This is one of the more clever ditties on President Bush’s latest maneuvers. Comedian and political satirist Andy Borowitz says just like in the days of declining ratings in Happy Days, George Bush is out like the Fonz trying to get popular by “jumping a shark.”
Here is the opener:
President Bush’s decision to send additional troops to Iraq has puzzled many pundits: is the President stubborn, isolated, out of touch with reality? While all three may be true, there is another explanation: George W. Bush has been on television for the past six years, and like many TV shows entering a seventh season, Bush has jumped the shark.
Wikipedia defines jumping the shark as “the tipping point at which a TV series is deemed to have passed its peak, or has introduced plot twists that are illogical in terms of everything that has preceded them.”
(photo source: Wikipedia — see fair use provisions)
Three telltale signs:
Same Character, Different Actor: For the first six seasons of the Bush administration, the character of the Secretary of Defense was played by Donald Rumsfeld. Then, without warning (unless you count his pre-election comment that Rumsfeld was doing a “fantastic job”), Bush replaced him with former CIA chief Robert Gates. Like the producers of “Bewitched,” (two Darrins) or “Roseanne” (two Beckys), Bush may have thought that if he made the casting switch with no explanation, the viewers wouldn’t notice.
Unfortunately for the president, the Rumsfeld-Gates switcheroo was the most jarring since “The Fresh Prince of Bel-Air” (two Aunt Vivs).
New Kid in Town: Long-of-tooth TV series often resort to adding younger characters in the hope of breathing much-needed life into a moribund enterprise. Although this ploy almost never works, and the new characters usually wind up being reviled (Cousin Oliver on “The Brady Bunch,” Stephanie on “All in the Family”), the Decider-in-Chief has ignored the lessons of television history and proposed adding not one, but twenty-one thousand new characters.

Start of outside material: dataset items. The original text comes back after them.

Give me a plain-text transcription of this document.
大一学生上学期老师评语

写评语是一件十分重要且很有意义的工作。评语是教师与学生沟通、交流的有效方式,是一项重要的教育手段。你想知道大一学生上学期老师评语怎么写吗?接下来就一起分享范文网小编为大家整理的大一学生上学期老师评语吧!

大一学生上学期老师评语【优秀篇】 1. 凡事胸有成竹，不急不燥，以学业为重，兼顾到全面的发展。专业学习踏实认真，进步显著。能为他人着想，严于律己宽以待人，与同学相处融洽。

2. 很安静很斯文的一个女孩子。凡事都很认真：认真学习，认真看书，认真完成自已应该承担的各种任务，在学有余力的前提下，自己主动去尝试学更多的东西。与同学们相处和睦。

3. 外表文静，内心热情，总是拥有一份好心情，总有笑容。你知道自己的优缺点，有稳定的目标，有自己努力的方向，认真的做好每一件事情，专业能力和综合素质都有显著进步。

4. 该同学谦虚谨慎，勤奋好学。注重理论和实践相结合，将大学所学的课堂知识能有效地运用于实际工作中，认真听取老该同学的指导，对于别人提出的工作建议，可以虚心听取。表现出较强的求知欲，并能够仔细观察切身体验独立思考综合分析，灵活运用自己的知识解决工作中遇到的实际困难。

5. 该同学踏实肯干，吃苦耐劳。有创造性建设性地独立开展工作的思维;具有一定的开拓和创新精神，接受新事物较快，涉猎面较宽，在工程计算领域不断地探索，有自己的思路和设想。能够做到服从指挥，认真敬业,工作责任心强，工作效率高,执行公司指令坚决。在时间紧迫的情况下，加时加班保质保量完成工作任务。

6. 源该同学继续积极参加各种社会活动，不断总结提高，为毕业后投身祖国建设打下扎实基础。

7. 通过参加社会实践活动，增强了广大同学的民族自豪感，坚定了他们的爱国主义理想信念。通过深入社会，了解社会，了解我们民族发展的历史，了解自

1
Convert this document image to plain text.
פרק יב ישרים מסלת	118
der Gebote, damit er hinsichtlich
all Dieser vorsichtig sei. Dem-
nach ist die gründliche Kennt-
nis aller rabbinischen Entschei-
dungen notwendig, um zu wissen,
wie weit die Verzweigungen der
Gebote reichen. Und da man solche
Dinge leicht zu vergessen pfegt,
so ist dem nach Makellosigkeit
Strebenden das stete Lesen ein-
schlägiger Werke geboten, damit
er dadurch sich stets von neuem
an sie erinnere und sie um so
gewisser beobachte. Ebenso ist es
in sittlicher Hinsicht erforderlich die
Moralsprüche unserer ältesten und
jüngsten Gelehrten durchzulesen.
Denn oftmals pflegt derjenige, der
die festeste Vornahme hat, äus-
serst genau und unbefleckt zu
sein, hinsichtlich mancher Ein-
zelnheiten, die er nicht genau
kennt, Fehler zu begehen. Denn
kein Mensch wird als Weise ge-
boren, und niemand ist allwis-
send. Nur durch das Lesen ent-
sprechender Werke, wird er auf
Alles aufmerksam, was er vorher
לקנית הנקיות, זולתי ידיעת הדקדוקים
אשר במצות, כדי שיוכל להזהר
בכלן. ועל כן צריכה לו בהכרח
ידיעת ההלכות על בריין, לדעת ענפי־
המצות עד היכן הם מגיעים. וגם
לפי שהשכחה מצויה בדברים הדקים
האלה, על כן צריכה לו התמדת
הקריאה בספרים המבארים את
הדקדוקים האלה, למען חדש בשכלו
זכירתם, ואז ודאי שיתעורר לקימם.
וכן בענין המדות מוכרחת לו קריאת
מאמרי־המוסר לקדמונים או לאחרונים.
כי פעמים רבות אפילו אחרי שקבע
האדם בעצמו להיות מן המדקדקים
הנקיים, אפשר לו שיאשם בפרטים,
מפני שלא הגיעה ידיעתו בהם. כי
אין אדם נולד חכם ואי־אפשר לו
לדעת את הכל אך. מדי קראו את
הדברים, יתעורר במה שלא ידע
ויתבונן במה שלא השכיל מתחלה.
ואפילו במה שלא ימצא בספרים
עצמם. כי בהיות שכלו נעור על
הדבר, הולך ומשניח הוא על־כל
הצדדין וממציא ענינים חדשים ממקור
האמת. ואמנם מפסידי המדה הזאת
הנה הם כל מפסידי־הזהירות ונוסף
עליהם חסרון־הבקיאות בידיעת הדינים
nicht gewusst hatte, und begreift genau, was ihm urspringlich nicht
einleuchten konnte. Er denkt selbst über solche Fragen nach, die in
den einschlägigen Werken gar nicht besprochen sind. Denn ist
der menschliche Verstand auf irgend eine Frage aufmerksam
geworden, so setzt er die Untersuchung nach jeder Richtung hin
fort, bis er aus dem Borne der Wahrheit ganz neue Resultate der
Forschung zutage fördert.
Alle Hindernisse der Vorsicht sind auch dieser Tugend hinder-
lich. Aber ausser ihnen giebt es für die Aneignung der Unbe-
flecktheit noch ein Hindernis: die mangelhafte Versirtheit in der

Will “the surge” succeed where those other fresh faces didn’t? I have just two words for you: Scrappy Doo.
Bush and his team are doing a fairly good job of distracting the public from the worsening quagmire in Iraq.
Bush is out every day talking about the economy — and as he remains focused on the surge and on broadening the rhetoric to pound on Iran and Syria, the Senate is still floundering on a non-binding political resolution outlining opposition to the escalation.
But the shark may jump up and bite Bush yet. The American public doesn’t like what it sees coming from the White House.